この茶屋には、赤穂浪士の一人、神崎与五郎にまつわる逸話が伝えられている。江戸へ向かう途中、馬子の丑五郎から馬を勧められたが断ったため、丑五郎は悪態をついた。与五郎は刀に手をかけるも、大事の前の小事と涙を飲んで我慢し、甘酒茶屋で詫び証文を書き、土下座して謝ったという。後に丑五郎は、あの時の浪人が神崎与五郎と知り、悔い改めたと伝えられている。 (tabiulala.com)

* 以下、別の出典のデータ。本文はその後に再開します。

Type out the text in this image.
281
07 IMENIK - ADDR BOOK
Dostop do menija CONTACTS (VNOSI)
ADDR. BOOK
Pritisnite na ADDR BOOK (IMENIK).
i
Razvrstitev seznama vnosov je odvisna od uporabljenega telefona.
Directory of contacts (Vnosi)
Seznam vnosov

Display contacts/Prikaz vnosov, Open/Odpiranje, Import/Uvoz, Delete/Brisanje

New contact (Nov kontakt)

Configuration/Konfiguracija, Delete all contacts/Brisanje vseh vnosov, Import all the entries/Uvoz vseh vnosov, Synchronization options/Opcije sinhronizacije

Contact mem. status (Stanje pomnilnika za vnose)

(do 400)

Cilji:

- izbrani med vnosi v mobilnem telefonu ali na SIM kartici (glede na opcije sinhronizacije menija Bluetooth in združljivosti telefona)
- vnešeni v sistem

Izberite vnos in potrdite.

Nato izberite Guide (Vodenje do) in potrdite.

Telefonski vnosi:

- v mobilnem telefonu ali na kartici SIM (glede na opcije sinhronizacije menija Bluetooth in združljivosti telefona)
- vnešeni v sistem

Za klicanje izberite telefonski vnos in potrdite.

店内には、旅人たちが腰を下ろし、甘酒をすすりながら語らう姿が見られる。窓の外には、箱根の豊かな自然が広がり、四季折々の風景が心を和ませてくれる。春には新緑が芽吹き、夏には蝉の声が響き渡る。秋には紅葉が山々を彩り、冬には雪景色が静寂をもたらす。どの季節に訪れても、ここには変わらぬ温もりと安らぎがある。

甘酒茶屋は、ただの休憩所ではない。それは、時代を超えて旅人たちの心をつなぐ場所であり、歴史と文化が息づく空間である。ここで味わう一杯の甘酒は、過去と現在を結ぶ架け橋となり、訪れる者に深い感動を与えてくれる。箱根の山々に抱かれたこの茶屋で、あなたも時の流れに身を任せ、心の旅を楽しんでみてはいかがだろうか。